Arquivo FolhaEm busca de acordoRezende vai se reunir hoje com juízes e representantes do Ministério Público, BB, Caixa, INSS, RF e mutuáriosO ministro da Justiça, Íris Rezende, está confiante de que uma saída para a situação de 42 mil clientes, 12 mil empregados e bancos credores da Encol pode ser alcançada nos próximos dias e com essa expectativa volta a se reunir hoje com juízes, representantes do Ministério Público, do Banco do Brasil, da Caixa Econômica Federal, do INSS, da Secretaria da Receita Federal e da associação dos mutuários.
O adiamento da reunião marcada para ontem com esses mesmos participantes não significou uma má notícia, salientou o ministro. O que sucedeu, explica, é que a Secretaria da Receita Federal precisou aprofundar o exame de alguns pontos que foram colocados sobre a mesa de negociação, ‘‘mas o desejo de se chegar a uma solução não foi abalado’’. Segundo o ministro, até os bancos credores estão aceitando colocar o aspecto social da questão em primeiro lugar.

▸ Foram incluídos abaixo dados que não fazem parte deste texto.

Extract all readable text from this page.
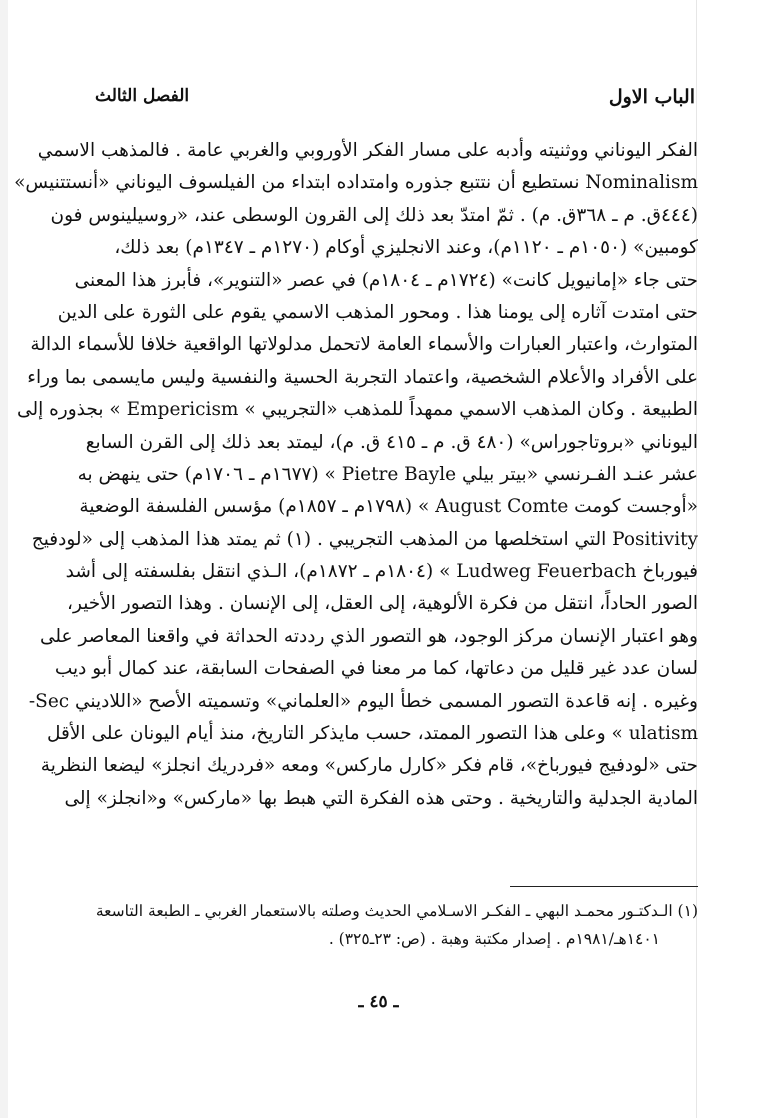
الباب الاول
الفصل الثالث
الفكر اليوناني ووثنيته وأدبه على مسار الفكر الأوروبي والغربي عامة . فالمذهب الاسمي
Nominalism نستطيع أن نتتبع جذوره وامتداده ابتداء من الفيلسوف اليوناني «أنستتنيس»
(٤٤٤ق. م ـ ٣٦٨ق. م) . ثمّ امتدّ بعد ذلك إلى القرون الوسطى عند، «روسيلينوس فون
كومبين» (١٠٥٠م ـ ١١٢٠م)، وعند الانجليزي أوكام (١٢٧٠م ـ ١٣٤٧م) بعد ذلك،
حتى جاء «إمانيويل كانت» (١٧٢٤م ـ ١٨٠٤م) في عصر «التنوير»، فأبرز هذا المعنى
حتى امتدت آثاره إلى يومنا هذا . ومحور المذهب الاسمي يقوم على الثورة على الدين
المتوارث، واعتبار العبارات والأسماء العامة لاتحمل مدلولاتها الواقعية خلافا للأسماء الدالة
على الأفراد والأعلام الشخصية، واعتماد التجربة الحسية والنفسية وليس مايسمى بما وراء
الطبيعة . وكان المذهب الاسمي ممهداً للمذهب «التجريبي » Empericism » بجذوره إلى
اليوناني «بروتاجوراس» (٤٨٠ ق. م ـ ٤١٥ ق. م)، ليمتد بعد ذلك إلى القرن السابع
عشر عنـد الفـرنسي «بيتر بيلي Pietre Bayle » (١٦٧٧م ـ ١٧٠٦م) حتى ينهض به
«أوجست كومت August Comte » (١٧٩٨م ـ ١٨٥٧م) مؤسس الفلسفة الوضعية
Positivity التي استخلصها من المذهب التجريبي . (١) ثم يمتد هذا المذهب إلى «لودفيج
فيورباخ Ludweg Feuerbach » (١٨٠٤م ـ ١٨٧٢م)، الـذي انتقل بفلسفته إلى أشد
الصور الحاداً، انتقل من فكرة الألوهية، إلى العقل، إلى الإنسان . وهذا التصور الأخير،
وهو اعتبار الإنسان مركز الوجود، هو التصور الذي رددته الحداثة في واقعنا المعاصر على
لسان عدد غير قليل من دعاتها، كما مر معنا في الصفحات السابقة، عند كمال أبو ديب
وغيره . إنه قاعدة التصور المسمى خطأ اليوم «العلماني» وتسميته الأصح «اللاديني Sec-
ulatism » وعلى هذا التصور الممتد، حسب مايذكر التاريخ، منذ أيام اليونان على الأقل
حتى «لودفيج فيورباخ»، قام فكر «كارل ماركس» ومعه «فردريك انجلز» ليضعا النظرية
المادية الجدلية والتاريخية . وحتى هذه الفكرة التي هبط بها «ماركس» و«انجلز» إلى
(١) الـدكتـور محمـد البهي ـ الفكـر الاسـلامي الحديث وصلته بالاستعمار الغربي ـ الطبعة التاسعة
١٤٠١هـ/١٩٨١م . إصدار مكتبة وهبة . (ص: ٢٣ـ٣٢٥) .
ـ ٤٥ ـ
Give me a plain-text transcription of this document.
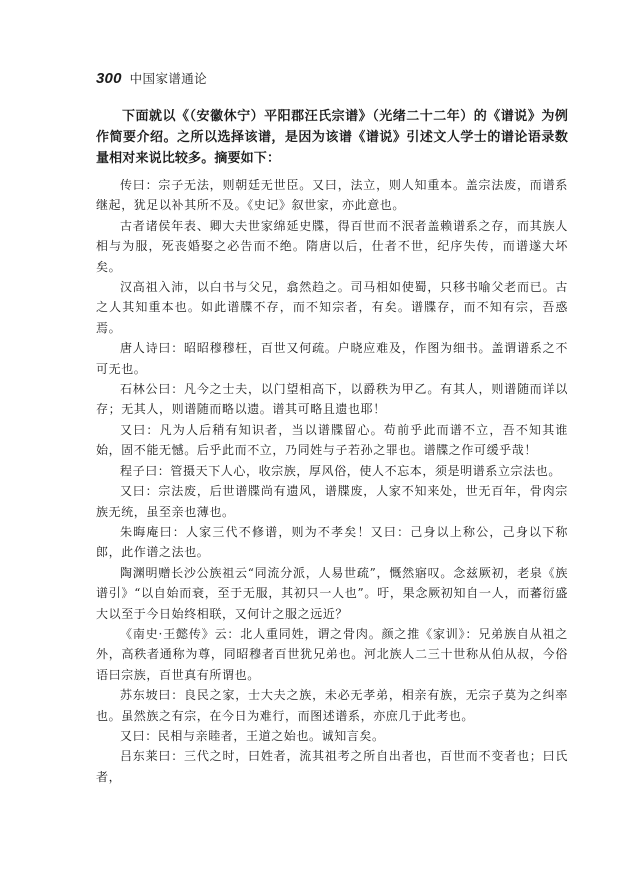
300 中国家谱通论

下面就以《（安徽休宁）平阳郡汪氏宗谱》（光绪二十二年）的《谱说》为例作简要介绍。之所以选择该谱，是因为该谱《谱说》引述文人学士的谱论语录数量相对来说比较多。摘要如下：

传曰：宗子无法，则朝廷无世臣。又曰，法立，则人知重本。盖宗法废，而谱系继起，犹足以补其所不及。《史记》叙世家，亦此意也。

古者诸侯年表、卿大夫世家绵延史牒，得百世而不泯者盖赖谱系之存，而其族人相与为服，死丧婚娶之必告而不绝。隋唐以后，仕者不世，纪序失传，而谱遂大坏矣。

汉高祖入沛，以白书与父兄，翕然趋之。司马相如使蜀，只移书喻父老而已。古之人其知重本也。如此谱牒不存，而不知宗者，有矣。谱牒存，而不知有宗，吾惑焉。

唐人诗曰：昭昭穆穆枉，百世又何疏。户晓应难及，作图为细书。盖谓谱系之不可无也。

石林公曰：凡今之士夫，以门望相高下，以爵秩为甲乙。有其人，则谱随而详以存；无其人，则谱随而略以遗。谱其可略且遗也耶！

又曰：凡为人后稍有知识者，当以谱牒留心。苟前乎此而谱不立，吾不知其谁始，固不能无憾。后乎此而不立，乃同姓与子若孙之罪也。谱牒之作可缓乎哉！

程子曰：管摄天下人心，收宗族，厚风俗，使人不忘本，须是明谱系立宗法也。

又曰：宗法废，后世谱牒尚有遗风，谱牒废，人家不知来处，世无百年，骨肉宗族无统，虽至亲也薄也。

朱晦庵曰：人家三代不修谱，则为不孝矣！又曰：己身以上称公，己身以下称郎，此作谱之法也。

陶渊明赠长沙公族祖云“同流分派，人易世疏”，慨然寤叹。念兹厥初，老泉《族谱引》“以自始而衰，至于无服，其初只一人也”。吁，果念厥初知自一人，而蕃衍盛大以至于今日始终相联，又何计之服之远近？

《南史·王懿传》云：北人重同姓，谓之骨肉。颜之推《家训》：兄弟族自从祖之外，高秩者通称为尊，同昭穆者百世犹兄弟也。河北族人二三十世称从伯从叔，今俗语曰宗族，百世真有所谓也。

苏东坡曰：良民之家，士大夫之族，未必无孝弟，相亲有族，无宗子莫为之纠率也。虽然族之有宗，在今日为难行，而图述谱系，亦庶几于此考也。

又曰：民相与亲睦者，王道之始也。诚知言矣。

吕东莱曰：三代之时，曰姓者，流其祖考之所自出者也，百世而不变者也；曰氏者，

Em linhas gerais, explicou o ministro da Justiça, o que se está buscando é a desvinculação de todos os projetos em construção (cerca de 700) de um possível processo falimentar, de modo a permitir que a construção dos imóveis tenha sequência e que os mutuários possam receber diretamente novos financiamentos. Explica o ministro Íris Rezende que muito provavelmente não será necessário alterar a lei de falências, graças à boa vontade das partes.